This data was not obtained from a nationally co-ordinated population headcount. The last time Nigeria included ethnic and linguistic data in its enumeration parameters was in the national census of 1963.

==Geography==
Shelleng local government covers a total area of 1,359 square kilometres and has an average temperature of 32 °C. It lies along the Lake Chad Basin and has the Kiri and Gongola River flowing through its territory.

==Economy==
Fishing, farming, trading of livestocks and animal rearing are economic activities with domestic animals such as cows, goats, rams, and horses reared and sold in large quantities within the area. The LGA is also home to a vibrant trade sector, hosting several markets such as kasuwan jun ma’a (friday market) and kasuwan kiri (kiri market) where a wide variety of commodities are bought and sold. Other economic activities undertaken by the people of Shelleng LGA include hunting, pottery and crafts making. The Kiri Dam is used for supplying water for agriculture in the area and aides fishing.

== Climate ==
The rainy season in Shelleng is hot, humid, and cloudy, whereas the dry season is hot and partially cloudy. Throughout the year, the temperature ranges from 62 °F to 103 °F, with temperatures rarely falling below 57 °F or rising over 108 °F.

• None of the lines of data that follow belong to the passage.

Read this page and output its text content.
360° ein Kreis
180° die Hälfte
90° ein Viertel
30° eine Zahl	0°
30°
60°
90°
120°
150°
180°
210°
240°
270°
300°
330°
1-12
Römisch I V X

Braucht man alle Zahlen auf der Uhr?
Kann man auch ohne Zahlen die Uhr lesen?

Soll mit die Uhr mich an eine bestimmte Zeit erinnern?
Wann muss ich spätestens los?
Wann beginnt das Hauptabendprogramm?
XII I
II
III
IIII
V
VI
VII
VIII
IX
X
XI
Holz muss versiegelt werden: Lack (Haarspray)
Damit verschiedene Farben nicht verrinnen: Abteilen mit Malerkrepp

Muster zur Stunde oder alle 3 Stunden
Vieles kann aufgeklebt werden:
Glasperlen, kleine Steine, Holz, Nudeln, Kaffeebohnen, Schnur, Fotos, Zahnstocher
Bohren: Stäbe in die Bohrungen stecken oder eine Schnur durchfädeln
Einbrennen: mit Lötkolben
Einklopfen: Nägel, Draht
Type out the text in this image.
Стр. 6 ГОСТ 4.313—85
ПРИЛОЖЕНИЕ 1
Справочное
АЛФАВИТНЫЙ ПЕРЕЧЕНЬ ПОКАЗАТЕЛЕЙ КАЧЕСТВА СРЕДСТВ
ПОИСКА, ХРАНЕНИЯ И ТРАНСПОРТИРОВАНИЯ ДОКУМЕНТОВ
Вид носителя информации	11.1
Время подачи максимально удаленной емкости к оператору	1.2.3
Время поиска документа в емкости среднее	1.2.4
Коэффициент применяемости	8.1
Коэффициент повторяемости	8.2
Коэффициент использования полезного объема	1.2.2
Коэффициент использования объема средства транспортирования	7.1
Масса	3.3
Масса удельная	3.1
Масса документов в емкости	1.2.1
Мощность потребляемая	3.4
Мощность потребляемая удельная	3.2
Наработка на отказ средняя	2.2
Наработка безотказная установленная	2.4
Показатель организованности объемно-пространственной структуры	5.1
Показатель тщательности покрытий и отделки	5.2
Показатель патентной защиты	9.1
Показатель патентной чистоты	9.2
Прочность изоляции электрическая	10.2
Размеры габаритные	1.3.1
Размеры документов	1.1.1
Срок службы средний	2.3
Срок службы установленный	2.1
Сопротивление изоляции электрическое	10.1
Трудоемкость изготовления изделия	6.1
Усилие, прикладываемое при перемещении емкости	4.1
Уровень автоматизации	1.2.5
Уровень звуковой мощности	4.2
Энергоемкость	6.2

From February 24 to April 24, which is the start of the hot season, there are two months with daily highs that are above 100 °F on average. With an average high temperature of 101 °F and low temperature of 80 °F, April is the hottest month of the year in Shelleng.

From June 22 to October 5, the cool season, which has an average daily high temperature below 90 F, lasts for 3.5 months. With an average low of 63 F and high of 92 F, December is the coldest month of the year in Shelleng.